Bilerek uygulanan eylem “inatlaşmanın” ürünüdür.
İnatlaşmak ise tarihte örnekleri sıkça görülen ve anlatılan,
sivrisinek sesinin verdiği rahatsızlıkla kafasını sarayında sarayının duvarına
vurarak parçalayan Nemruttan tutun da, suyun karşısında diz çöküp secde eden
Firavun gibilerine kadar…
Bütün uyarı ve çağrılara rağmen ahlaksız ve edepsizliklerinden
vaz geçmeyen Lut (a.s) azgın kavmi de buna bir örnektir ve yaklaşık yerin 3800
metreye yakın dibine geçmiştir.
Gerçi “yeryüzünü gezip önceki nesillerin başına neler
geldiğini görmediler mi?” diye de kainat kitabının bir çok yerinde dikkat
çekilmektedir.
Kısacası şaşkınlık etrafı sarmış durumda.

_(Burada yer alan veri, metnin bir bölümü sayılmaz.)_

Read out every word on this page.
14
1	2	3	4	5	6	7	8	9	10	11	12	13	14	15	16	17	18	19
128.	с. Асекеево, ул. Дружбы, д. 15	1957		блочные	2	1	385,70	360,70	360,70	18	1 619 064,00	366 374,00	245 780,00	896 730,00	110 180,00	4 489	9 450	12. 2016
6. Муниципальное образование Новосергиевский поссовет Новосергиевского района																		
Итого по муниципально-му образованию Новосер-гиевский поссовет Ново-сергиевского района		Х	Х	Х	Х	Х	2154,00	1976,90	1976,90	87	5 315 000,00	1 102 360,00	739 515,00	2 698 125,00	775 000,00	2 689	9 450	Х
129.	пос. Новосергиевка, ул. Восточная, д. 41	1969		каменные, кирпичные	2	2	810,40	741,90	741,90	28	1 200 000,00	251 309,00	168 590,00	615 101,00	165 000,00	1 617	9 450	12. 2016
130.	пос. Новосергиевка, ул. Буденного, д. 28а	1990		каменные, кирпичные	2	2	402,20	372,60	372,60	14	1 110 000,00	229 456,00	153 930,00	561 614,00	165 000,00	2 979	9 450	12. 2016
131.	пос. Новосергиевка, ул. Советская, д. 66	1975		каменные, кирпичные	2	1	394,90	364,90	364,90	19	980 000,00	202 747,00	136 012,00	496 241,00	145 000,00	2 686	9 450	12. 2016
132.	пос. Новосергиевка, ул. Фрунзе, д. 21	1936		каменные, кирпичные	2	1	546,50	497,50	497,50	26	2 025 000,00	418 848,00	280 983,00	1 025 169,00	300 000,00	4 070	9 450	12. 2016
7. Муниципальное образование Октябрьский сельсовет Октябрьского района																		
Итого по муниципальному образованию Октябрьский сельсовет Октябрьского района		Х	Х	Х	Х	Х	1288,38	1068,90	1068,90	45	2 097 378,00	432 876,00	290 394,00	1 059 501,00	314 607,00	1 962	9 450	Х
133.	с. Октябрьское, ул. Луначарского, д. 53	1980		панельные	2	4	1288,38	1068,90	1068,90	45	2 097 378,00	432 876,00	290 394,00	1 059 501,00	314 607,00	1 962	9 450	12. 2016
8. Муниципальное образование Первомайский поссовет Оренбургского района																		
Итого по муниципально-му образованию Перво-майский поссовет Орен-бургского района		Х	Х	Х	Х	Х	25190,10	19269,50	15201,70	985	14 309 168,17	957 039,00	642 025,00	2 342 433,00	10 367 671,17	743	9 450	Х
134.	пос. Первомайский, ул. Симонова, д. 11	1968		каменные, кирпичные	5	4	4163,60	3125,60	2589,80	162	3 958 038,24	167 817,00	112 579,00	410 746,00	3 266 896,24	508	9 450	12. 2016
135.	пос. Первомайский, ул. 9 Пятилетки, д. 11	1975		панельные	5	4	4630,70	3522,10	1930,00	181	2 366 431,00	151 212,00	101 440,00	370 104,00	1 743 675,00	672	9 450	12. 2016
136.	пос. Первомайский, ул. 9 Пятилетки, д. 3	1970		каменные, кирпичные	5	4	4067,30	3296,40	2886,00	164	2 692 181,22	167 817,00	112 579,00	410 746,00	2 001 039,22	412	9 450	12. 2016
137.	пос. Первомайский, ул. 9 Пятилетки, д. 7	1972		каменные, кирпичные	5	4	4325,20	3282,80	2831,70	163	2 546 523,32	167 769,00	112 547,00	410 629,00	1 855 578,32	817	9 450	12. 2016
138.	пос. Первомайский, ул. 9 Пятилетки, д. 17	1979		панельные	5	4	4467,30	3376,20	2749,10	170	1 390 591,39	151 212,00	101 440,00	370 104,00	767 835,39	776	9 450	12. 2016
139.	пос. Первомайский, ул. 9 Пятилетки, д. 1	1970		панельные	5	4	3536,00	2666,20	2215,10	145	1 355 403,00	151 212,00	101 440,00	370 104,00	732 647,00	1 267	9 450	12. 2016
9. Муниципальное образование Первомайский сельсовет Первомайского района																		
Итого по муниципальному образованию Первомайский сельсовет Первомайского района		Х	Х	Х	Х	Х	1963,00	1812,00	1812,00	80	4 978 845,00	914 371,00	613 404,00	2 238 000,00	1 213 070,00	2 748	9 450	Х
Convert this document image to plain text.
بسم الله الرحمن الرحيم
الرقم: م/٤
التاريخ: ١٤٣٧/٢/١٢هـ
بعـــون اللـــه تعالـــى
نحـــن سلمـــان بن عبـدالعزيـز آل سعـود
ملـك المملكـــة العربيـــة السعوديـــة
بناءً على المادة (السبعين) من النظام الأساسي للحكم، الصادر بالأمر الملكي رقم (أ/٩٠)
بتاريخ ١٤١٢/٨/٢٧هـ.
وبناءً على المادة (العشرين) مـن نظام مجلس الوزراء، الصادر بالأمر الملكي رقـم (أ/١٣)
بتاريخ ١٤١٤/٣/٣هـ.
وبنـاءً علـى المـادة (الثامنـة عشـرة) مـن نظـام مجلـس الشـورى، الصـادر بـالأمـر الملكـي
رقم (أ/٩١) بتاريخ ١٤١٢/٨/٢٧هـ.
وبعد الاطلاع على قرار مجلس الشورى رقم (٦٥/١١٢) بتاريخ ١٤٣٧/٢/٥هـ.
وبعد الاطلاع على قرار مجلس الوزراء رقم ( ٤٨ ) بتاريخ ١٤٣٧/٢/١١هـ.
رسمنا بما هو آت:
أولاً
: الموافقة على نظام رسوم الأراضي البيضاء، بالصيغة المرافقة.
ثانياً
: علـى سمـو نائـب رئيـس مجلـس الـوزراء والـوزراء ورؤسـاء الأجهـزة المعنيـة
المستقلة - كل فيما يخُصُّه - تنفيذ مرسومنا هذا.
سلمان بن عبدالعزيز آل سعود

Kimin ne dediği anlaşılamadığı gibi, kimin ne anlatmak
istediği de doğrusu pek anlaşılamamaktadır.
Çünkü esastan bir hayli uzak anlatımlar devrededir.
Anlaşılamama nedeni bundandır.
İçinde doğru anlatımın olmadığı anlatımın adına genelde
“yalan” denmektedir.
Yalanın mekanı ise “aslı yok yaylasıdır.”